I hope you don’t think I was trying to keep anything from you, but it was just so bizarre. I didn’t think I should say anything because I thought you might think I was completely crazy. I’ve never… I mean, how?”

  “I don’t know,” Laura said earnestly. “But his father was the same way. I think some people just have it, the same way some people are born tall or short or blond.”

  Peter thought about how Kevin had touched his forehead and told him he had other eyes, too. “I promise you we won’t say a word to anyone,” Peter said, offering his sincerest tone. He meant it, too.

  A small laugh escaped Laura’s mouth, and her grin spread. She had considered this before, probably more than a few times. “That’s nice of you to say, but do you really think anyone would believe you if you told them?”

  “No,” Peter said, “I suppose not. They’d lock me in the looney bin. That’s what would happen.”

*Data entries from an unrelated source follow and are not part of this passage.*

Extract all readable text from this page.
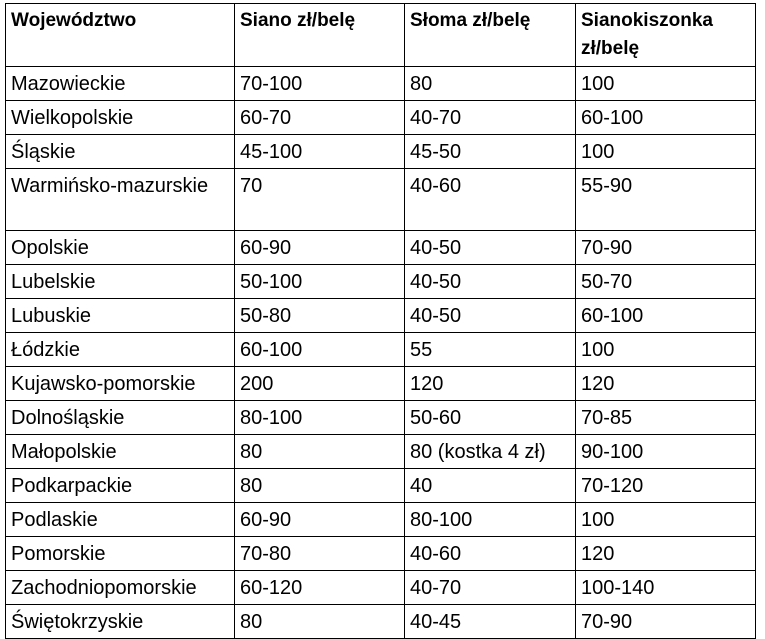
Województwo	Siano zł/belę	Słoma zł/belę	Sianokiszonka zł/belę
Mazowieckie	70-100	80	100
Wielkopolskie	60-70	40-70	60-100
Śląskie	45-100	45-50	100
Warmińsko-mazurskie	70	40-60	55-90
Opolskie	60-90	40-50	70-90
Lubelskie	50-100	40-50	50-70
Lubuskie	50-80	40-50	60-100
Łódzkie	60-100	55	100
Kujawsko-pomorskie	200	120	120
Dolnośląskie	80-100	50-60	70-85
Małopolskie	80	80 (kostka 4 zł)	90-100
Podkarpackie	80	40	70-120
Podlaskie	60-90	80-100	100
Pomorskie	70-80	40-60	120
Zachodniopomorskie	60-120	40-70	100-140
Świętokrzyskie	80	40-45	70-90
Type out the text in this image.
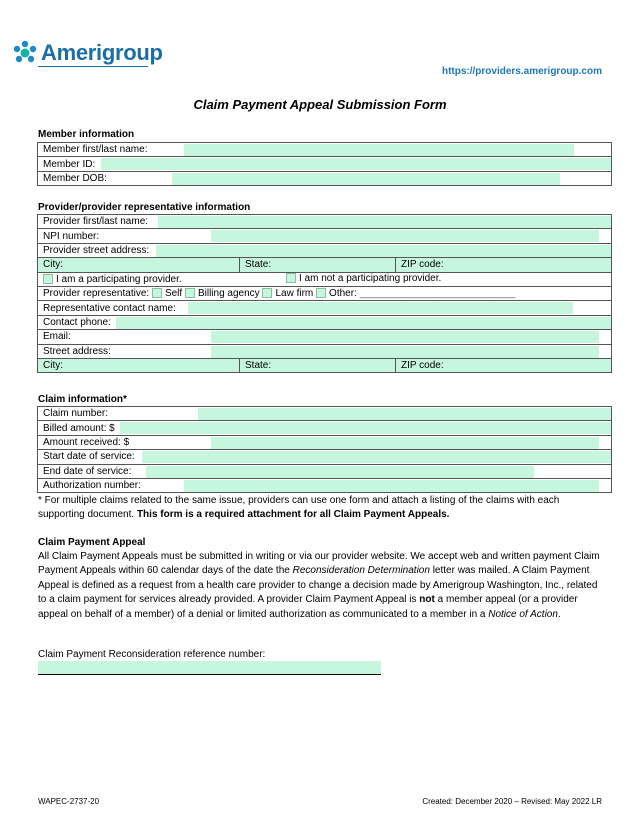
Amerigroup
https://providers.amerigroup.com
Claim Payment Appeal Submission Form
Member information
Member first/last name:

Member ID:

Member DOB:
Provider/provider representative information
Provider first/last name:		

NPI number:		

Provider street address:		

City:	State:	ZIP code:
I am a participating provider. I am not a participating provider.		

Provider representative: Self Billing agency Law firm Other: ____________________________		
Representative contact name:		

Contact phone:		

Email:		

Street address:		

City:	State:	ZIP code:
Claim information*
Claim number:

Billed amount: $

Amount received: $

Start date of service:

End date of service:

Authorization number:
* For multiple claims related to the same issue, providers can use one form and attach a listing of the claims with each supporting document. This form is a required attachment for all Claim Payment Appeals.
Claim Payment Appeal
All Claim Payment Appeals must be submitted in writing or via our provider website. We accept web and written payment Claim Payment Appeals within 60 calendar days of the date the Reconsideration Determination letter was mailed. A Claim Payment Appeal is defined as a request from a health care provider to change a decision made by Amerigroup Washington, Inc., related to a claim payment for services already provided. A provider Claim Payment Appeal is not a member appeal (or a provider appeal on behalf of a member) of a denial or limited authorization as communicated to a member in a Notice of Action.
Claim Payment Reconsideration reference number:
WAPEC-2737-20	Created: December 2020 – Revised: May 2022 LR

  “Besides, even if someone would believe you, you wouldn’t say anything,” Laura said. “Kevin knows who he can and can’t trust. And if he trusts you, that means you’re safe to him.”

  They all stood there in the cool silence for a moment. There seemed nothing left to say, so the Martells went to their car and got in. Laura stayed on the front steps and waved as they backed down the driveway. As they drove home to Shady Cove, Peter told Sylvia about what had happened during his game of Go Fish with Kevin. The whole time, she had a content look on her face. The look said: See, I’m not crazy.

  4

  The telephone was ringing when they returned to Shady Cove. The bell sounded like an alarm calling out from darkness.

  “Who would be calling this late?” Sylvia asked, stepping slowly through the dark house. “Does anyone even have this number?”

  “I don’t know. Probably a wrong number.” Peter flipped on the kitchen light and went to the phone. As he did, another thought occurred to him. When Kevin had been sitting in their kitchen yesterday and the phone had started ringing, he’d said Mommy before anyone answered it. He had known it was her calling. Peter once again shook his head in disbelief; he was still processing the strange information he had just been given. In some ways, the whole thing felt like a dream.